De 1965 à la chute de la dictature en 1998, les femmes sont interdites d'espace public aussi toute mobilisation de femmes prend un caractère féministe.

Ainsi le combat contre une cimenterie appartenant à une multinationale allemande, HeidelbergCement, a mêlé la question de la terre et celle du genre. Les femmes de la campagne qui menaient cette lutte ont organisé une manifestation à Djakarta et ont reçu un soutien massif de la population. Cette lutte combinait des questions sociales et de représentation de la femme dans la société indonésienne.

Des luttes ouvrières se sont également développées autour du droit social et du droit des femmes. Un de ces combats exemplaires fut mené par une ouvrière qui a revendiqué son homosexualité pour lutter contre les violences sexuelles en entreprise (H&M, Zara...) et qui a également organisé les domestiques liant là encore les questions sociales, la situation des LGBT+ et les questions migratoires.

On voit donc que les Empreintes rouges* sont toujours visibles en Indonésie et que les luttes font vivre cette mémoire, ce souvenir du Gerwani en reconstituant, dans les luttes sociales et de genre, le mouvement féministe. 

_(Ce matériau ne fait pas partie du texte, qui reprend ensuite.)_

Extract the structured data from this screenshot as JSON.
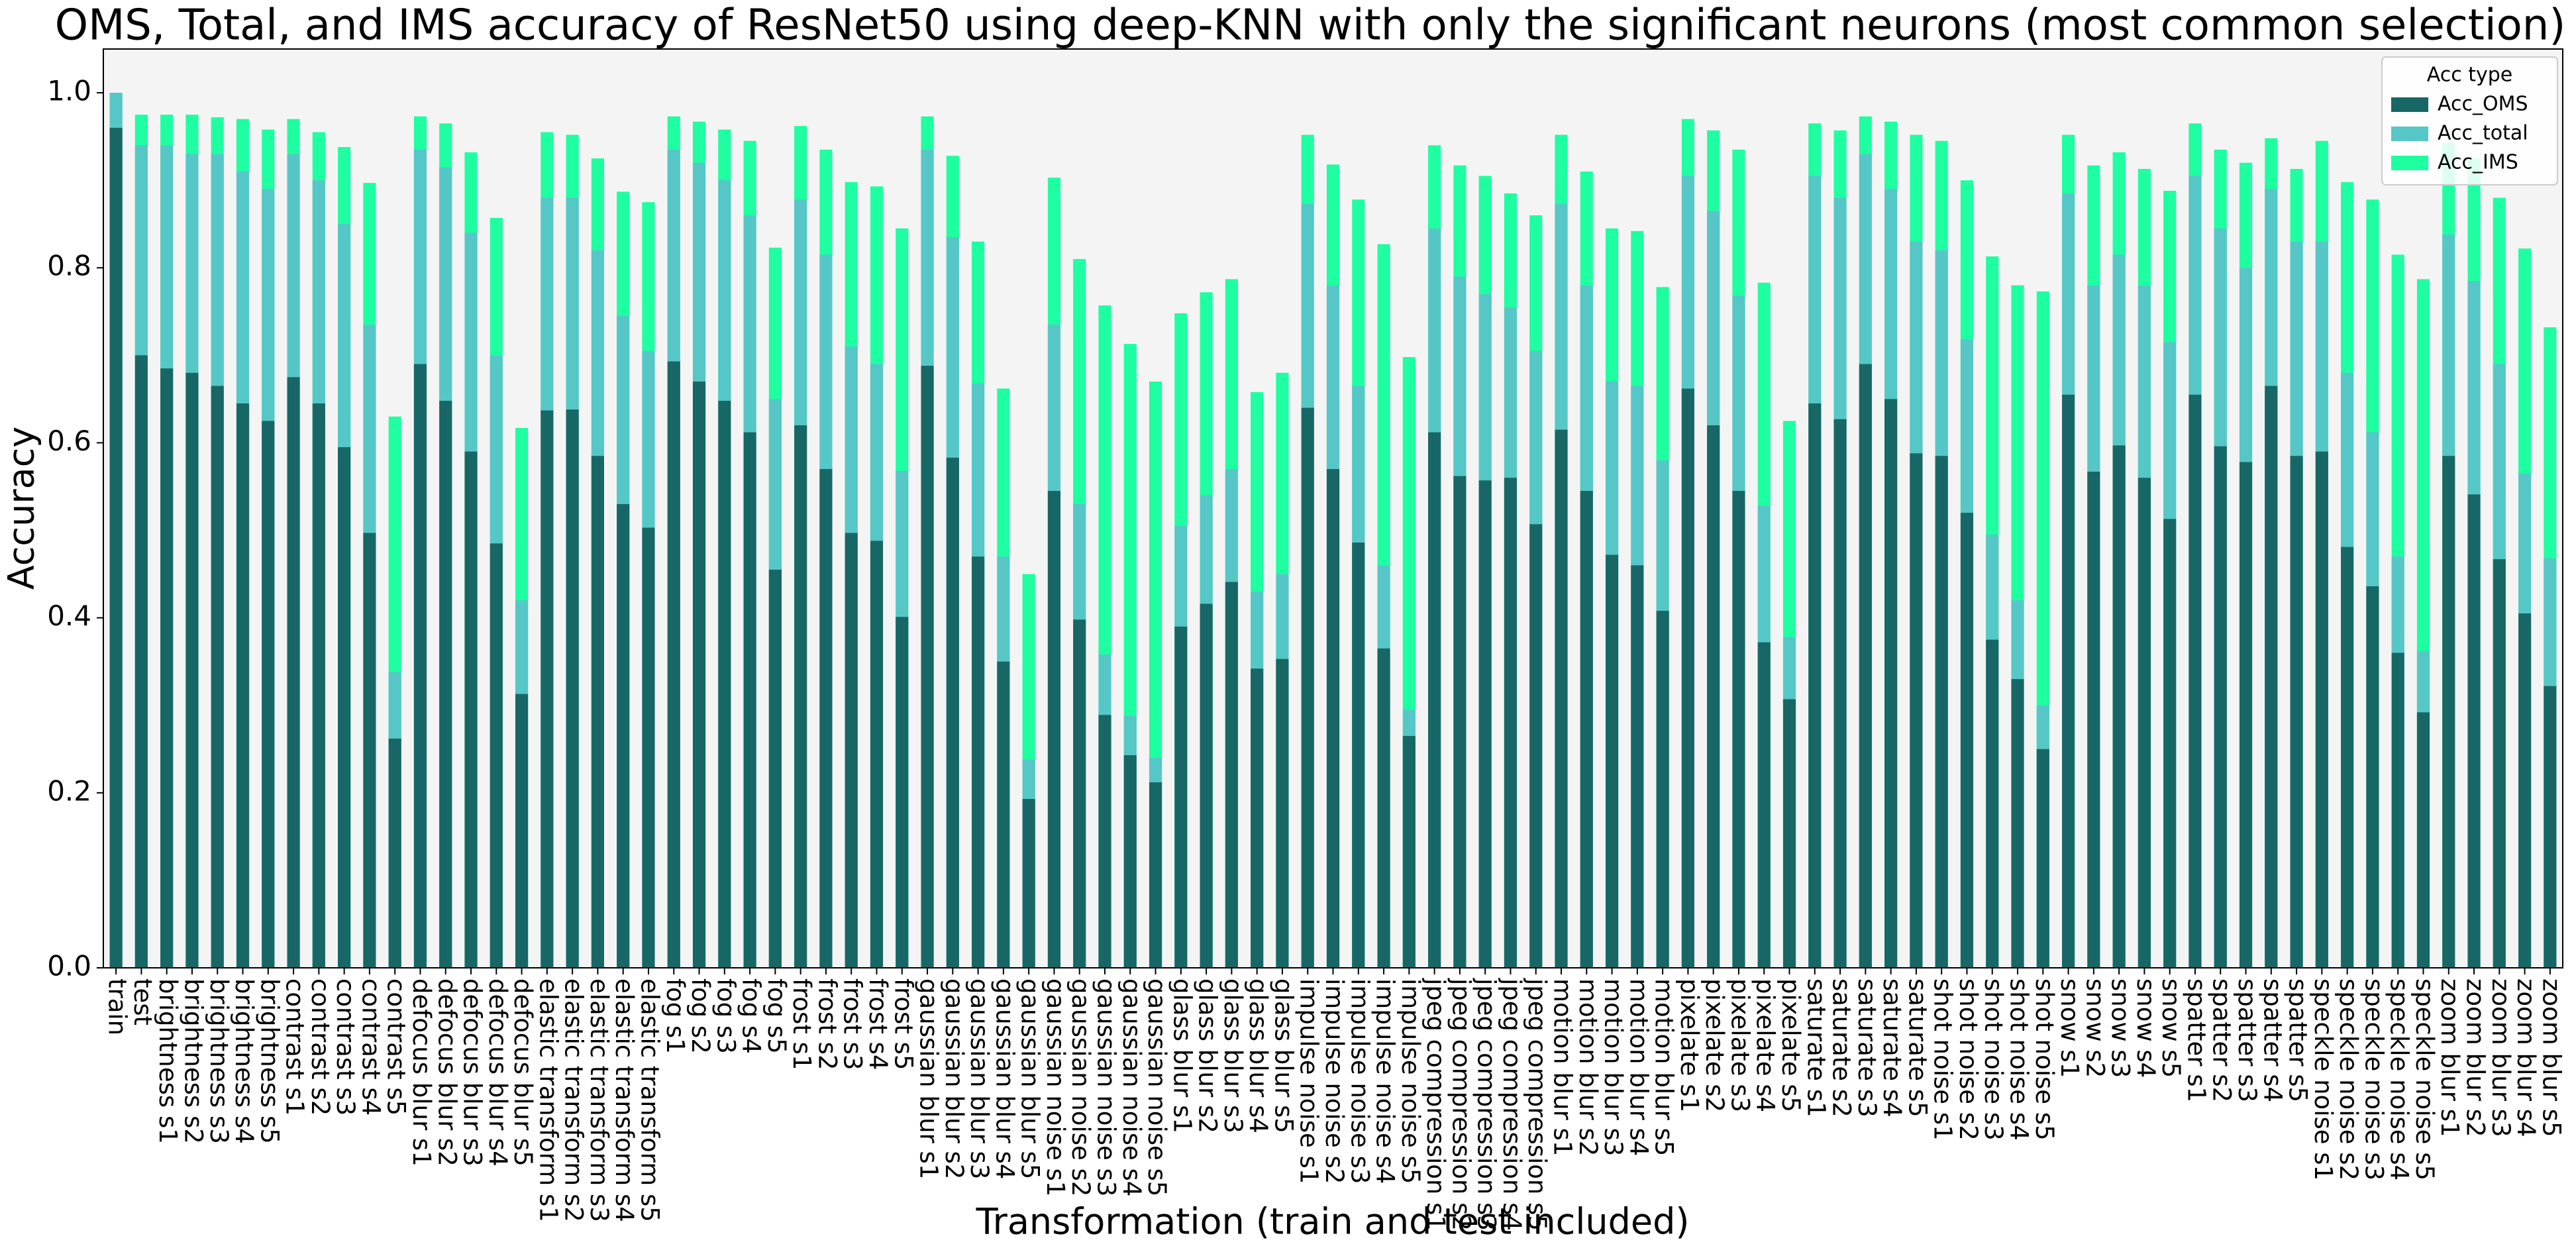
{
  "chart_data": {
    "type": "bar",
    "title": "OMS, Total,  and IMS accuracy of ResNet50 using deep-KNN with only the significant neurons (most common selection)",
    "x_label": "Transformation (train and test included)",
    "y_label": "Accuracy",
    "categories": [
      "train",
      "test",
      "brightness s1",
      "brightness s2",
      "brightness s3",
      "brightness s4",
      "brightness s5",
      "contrast s1",
      "contrast s2",
      "contrast s3",
      "contrast s4",
      "contrast s5",
      "defocus blur s1",
      "defocus blur s2",
      "defocus blur s3",
      "defocus blur s4",
      "defocus blur s5",
      "elastic transform s1",
      "elastic transform s2",
      "elastic transform s3",
      "elastic transform s4",
      "elastic transform s5",
      "fog s1",
      "fog s2",
      "fog s3",
      "fog s4",
      "fog s5",
      "frost s1",
      "frost s2",
      "frost s3",
      "frost s4",
      "frost s5",
      "gaussian blur s1",
      "gaussian blur s2",
      "gaussian blur s3",
      "gaussian blur s4",
      "gaussian blur s5",
      "gaussian noise s1",
      "gaussian noise s2",
      "gaussian noise s3",
      "gaussian noise s4",
      "gaussian noise s5",
      "glass blur s1",
      "glass blur s2",
      "glass blur s3",
      "glass blur s4",
      "glass blur s5",
      "impulse noise s1",
      "impulse noise s2",
      "impulse noise s3",
      "impulse noise s4",
      "impulse noise s5",
      "jpeg compression s1",
      "jpeg compression s2",
      "jpeg compression s3",
      "jpeg compression s4",
      "jpeg compression s5",
      "motion blur s1",
      "motion blur s2",
      "motion blur s3",
      "motion blur s4",
      "motion blur s5",
      "pixelate s1",
      "pixelate s2",
      "pixelate s3",
      "pixelate s4",
      "pixelate s5",
      "saturate s1",
      "saturate s2",
      "saturate s3",
      "saturate s4",
      "saturate s5",
      "shot noise s1",
      "shot noise s2",
      "shot noise s3",
      "shot noise s4",
      "shot noise s5",
      "snow s1",
      "snow s2",
      "snow s3",
      "snow s4",
      "snow s5",
      "spatter s1",
      "spatter s2",
      "spatter s3",
      "spatter s4",
      "spatter s5",
      "speckle noise s1",
      "speckle noise s2",
      "speckle noise s3",
      "speckle noise s4",
      "speckle noise s5",
      "zoom blur s1",
      "zoom blur s2",
      "zoom blur s3",
      "zoom blur s4",
      "zoom blur s5"
    ],
    "series": [
      {
        "name": "Acc_IMS",
        "color": "#1effa2",
        "values": [
          1.0,
          0.975,
          0.975,
          0.975,
          0.972,
          0.97,
          0.958,
          0.97,
          0.955,
          0.938,
          0.897,
          0.63,
          0.973,
          0.965,
          0.932,
          0.857,
          0.617,
          0.955,
          0.952,
          0.925,
          0.887,
          0.875,
          0.973,
          0.967,
          0.958,
          0.945,
          0.823,
          0.962,
          0.935,
          0.898,
          0.893,
          0.845,
          0.973,
          0.928,
          0.83,
          0.662,
          0.45,
          0.903,
          0.81,
          0.757,
          0.713,
          0.67,
          0.748,
          0.772,
          0.787,
          0.658,
          0.68,
          0.952,
          0.918,
          0.878,
          0.827,
          0.698,
          0.94,
          0.917,
          0.905,
          0.885,
          0.86,
          0.952,
          0.91,
          0.845,
          0.842,
          0.778,
          0.97,
          0.957,
          0.935,
          0.783,
          0.625,
          0.965,
          0.957,
          0.973,
          0.967,
          0.952,
          0.945,
          0.9,
          0.813,
          0.78,
          0.773,
          0.952,
          0.917,
          0.932,
          0.913,
          0.888,
          0.965,
          0.935,
          0.92,
          0.948,
          0.913,
          0.945,
          0.898,
          0.878,
          0.815,
          0.787,
          0.943,
          0.925,
          0.88,
          0.822,
          0.732
        ]
      },
      {
        "name": "Acc_total",
        "color": "#56c7c7",
        "values": [
          1.0,
          0.94,
          0.94,
          0.93,
          0.93,
          0.91,
          0.89,
          0.93,
          0.9,
          0.85,
          0.735,
          0.338,
          0.935,
          0.915,
          0.84,
          0.7,
          0.42,
          0.88,
          0.88,
          0.82,
          0.745,
          0.705,
          0.935,
          0.92,
          0.9,
          0.86,
          0.65,
          0.878,
          0.815,
          0.71,
          0.69,
          0.568,
          0.935,
          0.835,
          0.668,
          0.47,
          0.238,
          0.735,
          0.53,
          0.358,
          0.288,
          0.24,
          0.505,
          0.54,
          0.57,
          0.43,
          0.45,
          0.873,
          0.78,
          0.665,
          0.46,
          0.295,
          0.845,
          0.79,
          0.77,
          0.755,
          0.705,
          0.873,
          0.78,
          0.67,
          0.665,
          0.58,
          0.905,
          0.865,
          0.768,
          0.528,
          0.378,
          0.905,
          0.88,
          0.93,
          0.89,
          0.83,
          0.82,
          0.718,
          0.495,
          0.42,
          0.3,
          0.885,
          0.78,
          0.815,
          0.78,
          0.715,
          0.905,
          0.845,
          0.8,
          0.89,
          0.83,
          0.83,
          0.68,
          0.612,
          0.47,
          0.362,
          0.838,
          0.785,
          0.69,
          0.565,
          0.468
        ]
      },
      {
        "name": "Acc_OMS",
        "color": "#186767",
        "values": [
          0.96,
          0.7,
          0.685,
          0.68,
          0.665,
          0.645,
          0.625,
          0.675,
          0.645,
          0.595,
          0.497,
          0.262,
          0.69,
          0.648,
          0.59,
          0.485,
          0.313,
          0.637,
          0.638,
          0.585,
          0.53,
          0.503,
          0.693,
          0.67,
          0.648,
          0.612,
          0.455,
          0.62,
          0.57,
          0.497,
          0.488,
          0.401,
          0.688,
          0.583,
          0.47,
          0.35,
          0.193,
          0.545,
          0.398,
          0.289,
          0.243,
          0.212,
          0.39,
          0.416,
          0.441,
          0.342,
          0.353,
          0.64,
          0.57,
          0.486,
          0.365,
          0.265,
          0.612,
          0.562,
          0.557,
          0.56,
          0.507,
          0.615,
          0.545,
          0.472,
          0.46,
          0.408,
          0.662,
          0.62,
          0.545,
          0.372,
          0.307,
          0.645,
          0.627,
          0.69,
          0.65,
          0.588,
          0.585,
          0.52,
          0.375,
          0.33,
          0.25,
          0.655,
          0.567,
          0.597,
          0.56,
          0.513,
          0.655,
          0.596,
          0.578,
          0.665,
          0.585,
          0.59,
          0.481,
          0.436,
          0.36,
          0.292,
          0.585,
          0.541,
          0.467,
          0.405,
          0.322
        ]
      }
    ],
    "legend_title": "Acc type",
    "legend_order": [
      "Acc_OMS",
      "Acc_total",
      "Acc_IMS"
    ],
    "legend": "upper right",
    "ylim": [
      0,
      1.05
    ],
    "yticks": [
      {
        "value": 0,
        "label": "0.0"
      },
      0.2,
      0.4,
      0.6,
      0.8,
      {
        "value": 1,
        "label": "1.0"
      }
    ],
    "plot_background": "#f4f4f4"
  }
}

Voilà un exemple d'intersectionnalité concrète, cette intersectionnalité qui suscite l'hostilité obtuse des  réactionnaires.

 

Antoine Manessis.

 

* Nous empruntons ce titre au livre Empreintes rouges. Nouvelles perspectives pour l'histoire du communisme français. Ouvrage collectif sous la direction de Dimitri Manessis et  Guillaume Roubaud-Quashie. (Presse Universitaires de Rennes).